🎯

Data Science Portfolio Tips

Jun 17, 2025

Summary

  • The meeting covered strategies for making data science portfolios and resumes stand out, emphasizing the importance of unique, open-source projects over stock datasets.
  • The QAT open-source word search project was introduced, with details on its features, current limitations, and opportunities for community contribution.
  • Future improvements and optimization needs were discussed, as well as channels for collaboration (GitHub, Discord) and support for contributors.

Action Items

  • As needed – Project owner: Update the README and project documentation as new features or improvements are added.
  • As needed – Contributors: Propose and implement new features, optimizations, or bug fixes; communicate updates via Discord or GitHub.
  • As needed – Project owner: Provide support to contributors via Discord/email upon request.
  • As needed – Contributors: Test new queries and features, ensuring all test cases and formatting in documentation are correct.

Portfolio & Resume Guidance for Data Science Roles

  • Many applicants submit resumes with standard “stock” projects (e.g., Kaggle Titanic, housing price predictions), which do not help them stand out in an increasingly competitive field.
  • While stock projects are valuable for learning, candidates are encouraged to contribute to open-source or uniquely challenging projects to differentiate themselves.
  • The channel's plan includes offering members opportunities to join collaborative open-source efforts that better showcase practical skills.

QAT Open-Source Word Search Project Overview

  • The QAT project replicates and extends existing word search functionality, supporting complex queries that may involve up to a billion computations.
  • Hosted on GitHub and accessible via both a Streamlit app and a dedicated Discord channel.
  • Key advancements over the original QAT include:
    • Flexible output limits and match limits
    • Customizable word lists (not static)
    • Query timeouts to allow for performance management
    • Running multiple queries in parallel
  • Project documentation includes README, feature lists, known limitations, and important links (e.g., word lists, Streamlit app).

Features & Demonstrations

  • Supports various pattern-matching and variable-based queries (e.g., anagrams, wildcard searches, length constraints).
  • Demonstrated current functionality through live and documented examples, including debugging cases and advanced combinations.
  • Performance optimizations in place, but further work is needed as feature complexity grows.

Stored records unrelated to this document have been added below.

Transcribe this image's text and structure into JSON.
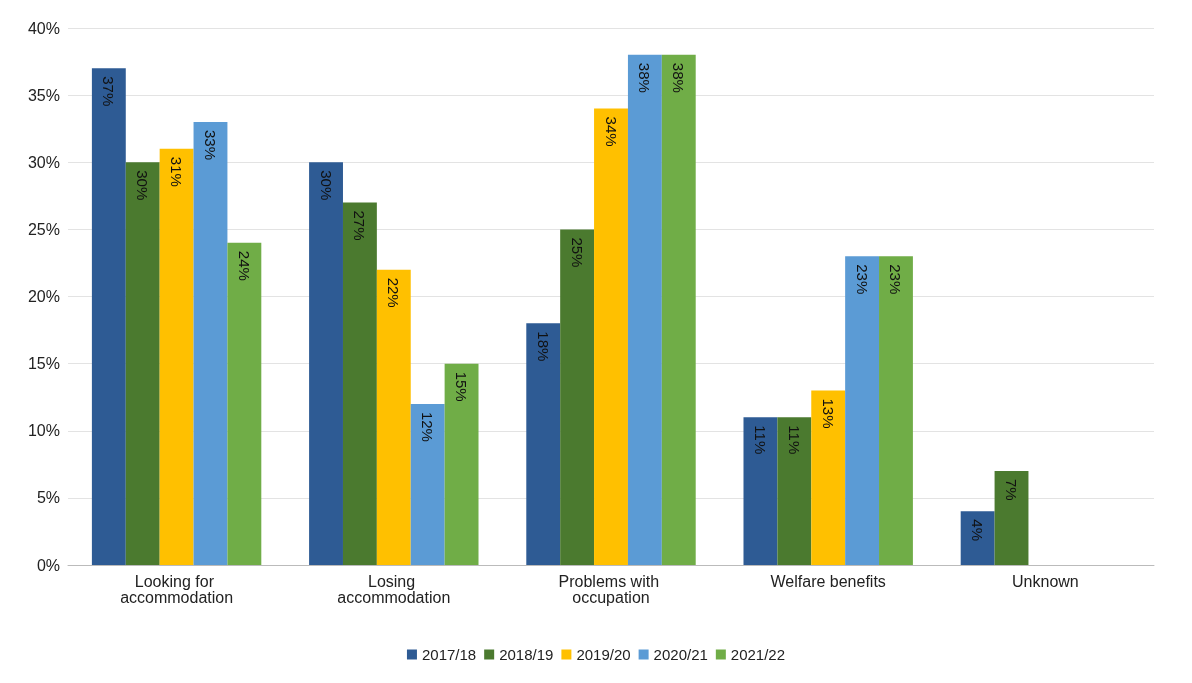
{
  "chart_data": {
    "type": "bar",
    "categories": [
      "Looking for accommodation",
      "Losing accommodation",
      "Problems with occupation",
      "Welfare benefits",
      "Unknown"
    ],
    "series": [
      {
        "name": "2017/18",
        "color": "#2e5b94",
        "values": [
          37,
          30,
          18,
          11,
          4
        ],
        "value_labels": [
          "37%",
          "30%",
          "18%",
          "11%",
          "4%"
        ]
      },
      {
        "name": "2018/19",
        "color": "#4b7a2f",
        "values": [
          30,
          27,
          25,
          11,
          7
        ],
        "value_labels": [
          "30%",
          "27%",
          "25%",
          "11%",
          "7%"
        ]
      },
      {
        "name": "2019/20",
        "color": "#ffc000",
        "values": [
          31,
          22,
          34,
          13,
          0
        ],
        "value_labels": [
          "31%",
          "22%",
          "34%",
          "13%",
          null
        ]
      },
      {
        "name": "2020/21",
        "color": "#5b9bd5",
        "values": [
          33,
          12,
          38,
          23,
          0
        ],
        "value_labels": [
          "33%",
          "12%",
          "38%",
          "23%",
          null
        ]
      },
      {
        "name": "2021/22",
        "color": "#70ad47",
        "values": [
          24,
          15,
          38,
          23,
          0
        ],
        "value_labels": [
          "24%",
          "15%",
          "38%",
          "23%",
          null
        ]
      }
    ],
    "ylim": [
      0,
      40
    ],
    "yticks": [
      {
        "value": 0,
        "label": "0%"
      },
      {
        "value": 5,
        "label": "5%"
      },
      {
        "value": 10,
        "label": "10%"
      },
      {
        "value": 15,
        "label": "15%"
      },
      {
        "value": 20,
        "label": "20%"
      },
      {
        "value": 25,
        "label": "25%"
      },
      {
        "value": 30,
        "label": "30%"
      },
      {
        "value": 35,
        "label": "35%"
      },
      {
        "value": 40,
        "label": "40%"
      }
    ],
    "grid": "y",
    "legend": "bottom"
  }
}
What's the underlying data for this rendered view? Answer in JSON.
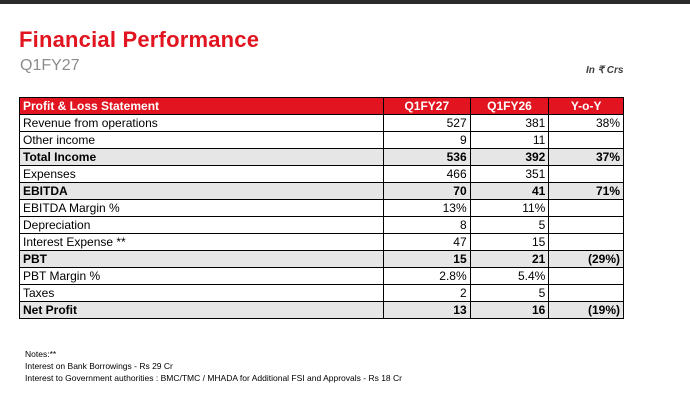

Known Issues & Future Improvements

  • Planned features not yet supported:
    • Multiple variables in a row (e.g., repeated variables)
    • Partial variables and advanced decomposition
    • More flexible variable reordering
    • Word scoring display from word list metadata
    • Option for users to remove words from their word lists and download updated lists
    • Debug mode vs. QAT output mode toggle in the UI
  • Formatting and documentation improvements required as new test cases are added.

Community Involvement & Support

  • Contributors are encouraged to reach out via Discord, email, or YouTube comments for support or to suggest features.
  • Open invitation to collaborate, with contributions welcome in feature optimization (especially speed), bug fixes, and enhancements.
  • Contributors may freely include their involvement and improvements in their resumes.

Decisions

  • Launch QAT as an open-source project and invite community contributions — To help participants build more distinctive portfolios and accelerate progress via collaborative development.

Open Questions / Follow-Ups

  • What is the definitive process for reviewing and merging contributor code?
  • Where should new features and optimizations be prioritized: speed, advanced query types, or user customization?
  • How will advanced contributors coordinate on Discord vs. GitHub issues?